3rd Prime Minister of Natal
- In office 4 October 1897 – 8 June 1899
- Monarch: Victoria
- Preceded by: Harry Escombe
- Succeeded by: Albert Henry Hime

Personal details
- Born: 27 June 1837 Sunderland, County Durham, England, United Kingdom
- Died: 6 June 1899 (aged 61) Colony of Natal

= Henry Binns =

English Prime Minister of the Colony of Natal

Sir Henry Binns, KCMG (27 June 1837 – 6 June 1899) was Prime Minister of the Colony of Natal from 5 October 1897 – 8 June 1899.

==Life==
Born into a Quaker family in Sunderland, County Durham on 27 June 1837, he was the eldest son of Henry Binns (a leading member of the Chartist Movement) and Elizabeth Bowron. He attended Ackworth School in Pontefract, Yorkshire, from 1847 to 1852, before completing his education in York.

Henry Binns emigrated to Natal in 1858. Not long after his arrival in the colony, he turned out to play for the "Champions of Durban" against the Maritzburg Cricket Club on 2 May 1860 in what has been described as 'the first major cricket match' to have been played in Durban.

Commissioned as the first adjutant of the Victoria Mounted Rifles in 1862, Binns took command of the volunteer unit (which was subsumed into the Natal Mounted Rifles in 1888) in 1875.

He established himself in the sugar industry – owning the Sunderland estate and setting up the Umhlanga Valley Sugar Estate Company together with Robert Acutt in 1868 – before being appointed by Sir Garnet Wolseley (Garnet Wolseley, 1st Viscount Wolseley) as a nominated member of the colony's Legislative Council in 1879. When the council was transformed into an elective assembly in 1883, Binns was elected member for Victoria County – originally by a majority of only one vote – retaining his seat until his death, 16 years later . An account published in the Natal Witness newspaper in 1963 described Binns, the legislator, as 'having a caustic manner in the Natal Parliament and his clashes with the Colonial Secretary became almost legendary.

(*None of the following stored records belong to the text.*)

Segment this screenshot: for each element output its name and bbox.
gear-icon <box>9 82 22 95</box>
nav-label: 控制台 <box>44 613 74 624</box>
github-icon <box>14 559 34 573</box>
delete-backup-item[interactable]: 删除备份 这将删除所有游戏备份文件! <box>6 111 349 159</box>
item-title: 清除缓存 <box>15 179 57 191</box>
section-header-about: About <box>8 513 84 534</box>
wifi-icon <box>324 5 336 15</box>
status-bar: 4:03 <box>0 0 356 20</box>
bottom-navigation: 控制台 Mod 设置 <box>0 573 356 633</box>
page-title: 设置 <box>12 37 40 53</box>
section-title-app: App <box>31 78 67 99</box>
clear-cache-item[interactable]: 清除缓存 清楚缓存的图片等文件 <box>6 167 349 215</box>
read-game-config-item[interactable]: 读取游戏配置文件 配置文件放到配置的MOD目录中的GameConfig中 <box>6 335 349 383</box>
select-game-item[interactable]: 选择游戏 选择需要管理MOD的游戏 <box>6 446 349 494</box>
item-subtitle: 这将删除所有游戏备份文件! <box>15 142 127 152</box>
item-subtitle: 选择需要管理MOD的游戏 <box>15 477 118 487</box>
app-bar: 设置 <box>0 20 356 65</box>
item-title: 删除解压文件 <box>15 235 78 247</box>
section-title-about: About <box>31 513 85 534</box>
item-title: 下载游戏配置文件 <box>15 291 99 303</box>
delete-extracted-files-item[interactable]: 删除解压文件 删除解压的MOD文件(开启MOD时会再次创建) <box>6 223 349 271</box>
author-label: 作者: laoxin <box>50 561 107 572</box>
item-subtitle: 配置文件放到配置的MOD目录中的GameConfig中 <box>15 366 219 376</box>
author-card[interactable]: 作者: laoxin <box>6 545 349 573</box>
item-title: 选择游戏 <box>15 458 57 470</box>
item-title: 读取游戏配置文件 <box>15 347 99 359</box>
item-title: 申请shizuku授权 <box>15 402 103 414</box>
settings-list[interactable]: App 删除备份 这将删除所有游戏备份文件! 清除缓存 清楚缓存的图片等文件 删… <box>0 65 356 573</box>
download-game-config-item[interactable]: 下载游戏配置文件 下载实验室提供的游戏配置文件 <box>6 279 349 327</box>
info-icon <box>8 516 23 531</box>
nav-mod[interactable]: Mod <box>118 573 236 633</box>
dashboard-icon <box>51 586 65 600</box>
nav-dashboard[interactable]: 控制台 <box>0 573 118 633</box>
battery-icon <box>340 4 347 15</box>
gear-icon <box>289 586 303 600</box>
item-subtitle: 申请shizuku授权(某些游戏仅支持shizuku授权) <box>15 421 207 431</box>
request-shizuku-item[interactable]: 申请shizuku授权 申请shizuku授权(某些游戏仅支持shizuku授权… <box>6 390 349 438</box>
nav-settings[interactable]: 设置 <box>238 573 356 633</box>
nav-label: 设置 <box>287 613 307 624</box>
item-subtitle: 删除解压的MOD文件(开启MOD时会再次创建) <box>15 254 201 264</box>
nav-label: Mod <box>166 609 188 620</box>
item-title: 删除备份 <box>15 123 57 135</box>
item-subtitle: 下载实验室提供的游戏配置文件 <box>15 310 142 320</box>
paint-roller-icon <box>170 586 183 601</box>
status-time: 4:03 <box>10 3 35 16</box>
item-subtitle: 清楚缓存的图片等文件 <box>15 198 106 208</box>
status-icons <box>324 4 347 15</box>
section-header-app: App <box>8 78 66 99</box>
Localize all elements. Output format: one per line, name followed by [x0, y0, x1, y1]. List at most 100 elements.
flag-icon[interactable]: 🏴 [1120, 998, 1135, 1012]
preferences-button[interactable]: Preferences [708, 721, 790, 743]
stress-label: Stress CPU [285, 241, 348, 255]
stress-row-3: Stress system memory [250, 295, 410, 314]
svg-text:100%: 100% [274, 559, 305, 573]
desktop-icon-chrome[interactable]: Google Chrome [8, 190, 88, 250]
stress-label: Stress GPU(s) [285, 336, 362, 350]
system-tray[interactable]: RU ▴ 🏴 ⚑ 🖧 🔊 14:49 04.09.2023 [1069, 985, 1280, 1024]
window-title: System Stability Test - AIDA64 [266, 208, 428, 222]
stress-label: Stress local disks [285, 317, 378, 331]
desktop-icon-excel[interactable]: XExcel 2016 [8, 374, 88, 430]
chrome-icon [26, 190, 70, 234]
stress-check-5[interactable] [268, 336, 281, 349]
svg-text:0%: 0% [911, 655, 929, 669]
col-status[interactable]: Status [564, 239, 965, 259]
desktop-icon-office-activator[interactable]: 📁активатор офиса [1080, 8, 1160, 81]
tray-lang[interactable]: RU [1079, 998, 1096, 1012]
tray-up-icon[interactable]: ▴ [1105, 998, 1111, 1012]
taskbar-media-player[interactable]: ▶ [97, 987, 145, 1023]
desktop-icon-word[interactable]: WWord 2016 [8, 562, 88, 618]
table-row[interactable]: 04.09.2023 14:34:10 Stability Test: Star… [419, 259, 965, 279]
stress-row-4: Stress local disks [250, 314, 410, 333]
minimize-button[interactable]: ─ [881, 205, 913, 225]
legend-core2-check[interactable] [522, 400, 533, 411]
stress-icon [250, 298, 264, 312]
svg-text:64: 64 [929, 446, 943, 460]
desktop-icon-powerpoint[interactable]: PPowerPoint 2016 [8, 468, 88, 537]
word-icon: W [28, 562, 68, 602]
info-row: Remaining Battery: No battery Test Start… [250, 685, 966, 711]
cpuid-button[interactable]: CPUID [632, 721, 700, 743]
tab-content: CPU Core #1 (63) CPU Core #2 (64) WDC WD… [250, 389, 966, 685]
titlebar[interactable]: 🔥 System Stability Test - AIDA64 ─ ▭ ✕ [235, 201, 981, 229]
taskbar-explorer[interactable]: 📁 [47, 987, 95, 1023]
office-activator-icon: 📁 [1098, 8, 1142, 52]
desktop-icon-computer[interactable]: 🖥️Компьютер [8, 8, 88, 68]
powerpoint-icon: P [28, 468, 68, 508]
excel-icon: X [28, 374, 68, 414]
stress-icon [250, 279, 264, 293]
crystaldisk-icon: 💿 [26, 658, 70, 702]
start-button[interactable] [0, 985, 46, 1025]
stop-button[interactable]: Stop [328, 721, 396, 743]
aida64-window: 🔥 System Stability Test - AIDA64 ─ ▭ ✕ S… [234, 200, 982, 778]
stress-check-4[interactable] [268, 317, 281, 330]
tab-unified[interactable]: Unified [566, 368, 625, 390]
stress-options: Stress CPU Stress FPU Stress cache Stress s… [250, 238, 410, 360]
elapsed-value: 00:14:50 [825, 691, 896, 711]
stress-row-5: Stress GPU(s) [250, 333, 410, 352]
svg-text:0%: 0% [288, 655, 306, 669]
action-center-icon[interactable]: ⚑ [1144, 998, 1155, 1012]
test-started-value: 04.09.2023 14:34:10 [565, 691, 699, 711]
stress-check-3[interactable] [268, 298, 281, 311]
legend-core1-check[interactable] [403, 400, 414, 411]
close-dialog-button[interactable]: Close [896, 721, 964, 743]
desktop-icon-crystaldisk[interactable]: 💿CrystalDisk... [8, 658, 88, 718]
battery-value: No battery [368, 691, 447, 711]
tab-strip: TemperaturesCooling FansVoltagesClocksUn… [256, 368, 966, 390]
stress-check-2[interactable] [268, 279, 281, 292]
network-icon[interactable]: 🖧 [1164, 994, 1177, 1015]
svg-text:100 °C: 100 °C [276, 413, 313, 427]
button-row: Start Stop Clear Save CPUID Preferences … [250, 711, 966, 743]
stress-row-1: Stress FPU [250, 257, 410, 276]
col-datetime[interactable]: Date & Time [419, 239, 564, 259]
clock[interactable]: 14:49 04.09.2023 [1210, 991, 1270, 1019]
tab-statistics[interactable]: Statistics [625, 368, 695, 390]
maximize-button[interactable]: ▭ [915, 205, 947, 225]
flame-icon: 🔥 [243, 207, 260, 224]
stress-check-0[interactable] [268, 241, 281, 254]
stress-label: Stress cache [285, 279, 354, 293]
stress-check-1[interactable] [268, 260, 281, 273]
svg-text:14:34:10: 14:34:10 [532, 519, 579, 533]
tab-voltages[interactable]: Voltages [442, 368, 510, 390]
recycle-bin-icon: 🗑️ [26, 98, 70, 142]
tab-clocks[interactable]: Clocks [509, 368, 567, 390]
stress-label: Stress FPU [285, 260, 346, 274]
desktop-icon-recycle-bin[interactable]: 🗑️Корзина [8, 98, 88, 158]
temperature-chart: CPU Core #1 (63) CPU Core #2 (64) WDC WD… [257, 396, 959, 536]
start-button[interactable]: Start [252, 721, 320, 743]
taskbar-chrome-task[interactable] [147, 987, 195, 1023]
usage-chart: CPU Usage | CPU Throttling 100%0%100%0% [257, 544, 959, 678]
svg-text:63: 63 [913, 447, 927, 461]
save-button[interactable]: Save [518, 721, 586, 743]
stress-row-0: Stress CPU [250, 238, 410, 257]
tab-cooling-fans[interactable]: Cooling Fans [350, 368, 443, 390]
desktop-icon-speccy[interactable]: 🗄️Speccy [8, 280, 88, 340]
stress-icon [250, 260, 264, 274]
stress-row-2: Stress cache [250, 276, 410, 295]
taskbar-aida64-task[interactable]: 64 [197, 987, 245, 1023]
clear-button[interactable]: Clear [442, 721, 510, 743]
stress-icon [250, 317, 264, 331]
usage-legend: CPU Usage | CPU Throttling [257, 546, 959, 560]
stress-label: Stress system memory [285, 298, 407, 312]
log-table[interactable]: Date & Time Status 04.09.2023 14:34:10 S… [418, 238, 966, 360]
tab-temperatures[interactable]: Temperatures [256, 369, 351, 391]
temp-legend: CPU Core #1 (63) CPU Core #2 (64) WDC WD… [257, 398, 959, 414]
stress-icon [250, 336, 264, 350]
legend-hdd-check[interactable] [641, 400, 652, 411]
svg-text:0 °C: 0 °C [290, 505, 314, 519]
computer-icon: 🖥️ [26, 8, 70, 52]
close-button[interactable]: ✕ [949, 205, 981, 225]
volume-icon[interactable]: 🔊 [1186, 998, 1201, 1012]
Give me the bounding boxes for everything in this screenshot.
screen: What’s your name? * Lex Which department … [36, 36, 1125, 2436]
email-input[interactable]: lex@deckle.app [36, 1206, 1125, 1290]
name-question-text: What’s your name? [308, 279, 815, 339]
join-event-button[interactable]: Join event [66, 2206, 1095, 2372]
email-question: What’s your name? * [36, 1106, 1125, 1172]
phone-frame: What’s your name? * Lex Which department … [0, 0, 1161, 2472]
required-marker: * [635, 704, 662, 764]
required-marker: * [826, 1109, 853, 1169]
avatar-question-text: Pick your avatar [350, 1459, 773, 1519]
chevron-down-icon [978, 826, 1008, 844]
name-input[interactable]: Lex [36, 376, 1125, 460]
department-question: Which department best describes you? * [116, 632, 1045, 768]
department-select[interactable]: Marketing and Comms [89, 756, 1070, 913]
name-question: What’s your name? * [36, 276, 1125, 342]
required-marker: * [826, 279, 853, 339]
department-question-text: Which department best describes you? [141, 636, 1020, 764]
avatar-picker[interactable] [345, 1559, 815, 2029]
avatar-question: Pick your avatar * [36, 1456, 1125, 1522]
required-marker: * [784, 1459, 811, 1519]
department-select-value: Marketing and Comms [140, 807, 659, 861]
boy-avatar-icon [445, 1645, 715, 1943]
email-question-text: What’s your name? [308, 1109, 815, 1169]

Both were masters of an eye-glass and the pantomimic use of these was always worth watching. The method of brandishing the eye-glass was usually a forerunner of what sort of retort was coming.' Elsewhere he has been described as 'a pungent speaker, who rarely wasted words'.

One of his most important achievements as a member of the Legislative Council before the grant of responsible government in 1893 was his role in obtaining the extension of the Natal Government Railways line to Harrismith in the neighbouring Orange Free State republic. Binns was later appointed by the Legislative Council to lead a delegation to India in 1894 to obtain the approval of the Indian Government to a proposal that Indian indentured labourers working on the canefields in Natal who did not return to India at the end of their indenture contracts should be subject to an annual tax of £25. The proposal did not find favour with Lord Elgin (Victor Bruce, 9th Earl of Elgin), the Viceroy of India, and an annual tax of £3 was subsequently imposed. This measure caused significant resentment amongst the Natal Indian community and was strongly opposed by the Natal Indian Congress, as recorded by Mahatma Gandhi in The Story of My Experiments with Truth sv The £3 Tax. Sir Henry, however, was an outspoken opponent of the introduction, under the government of Harry Escombe, of the Dealers' Licences Act of 1897, which unfairly hampered the ability of Indians to carry on trade as merchant traders in the colony. Binns described the Act as 'an un-British measure'.

Binns succeeded the Rt. Hon. Harry Escombe P.C. as prime minister in October 1897. He was known to favour good relations with the neighbouring South African Republic (ZAR) under President Paul Kruger, a position which caused tensions with some of the fiercely pro-imperialist members of his cabinet, such as Albert Hime (Sir Albert Henry Hime) and Henry Bale (later, Sir Henry Bale, Chief Justice of Natal from 1901 to 1910); and with the newly appointed High Commissioner in South Africa, Sir Alfred Milner (Alfred Milner, 1st Viscount Milner). It was nevertheless under his premiership, in May 1898, that Natal joined the OFS-Cape Colony customs union, which reduced Natal's economic ties with the Transvaal.

He died in office on 6 June 1899 in British South East Africa. He was buried at the military cemetery in Durban. His successor in office was Sir Albert Hime.

Binns also served on the boards of the Natal Bank and the Durban Tramway Company.

==Family==
Binns married Clara Acutt, whom he had met when they were fellow passengers on the ship Early Morn from England as immigrants to Natal in 1858.
His only surviving child, Percy Binns KC, was a contemporary of Mahatma Gandhi at the Natal Bar and later became Chief Magistrate of Durban. Treverton Preparatory School at Mooi River was founded by Sir Henry's grandson, Peter Binns.

A bust of Sir Henry Binns, as well as a memorial plaque in his honour, grace the vestibule to the Legislative Building of the KwaZulu-Natal Legislature in Pietermaritzburg.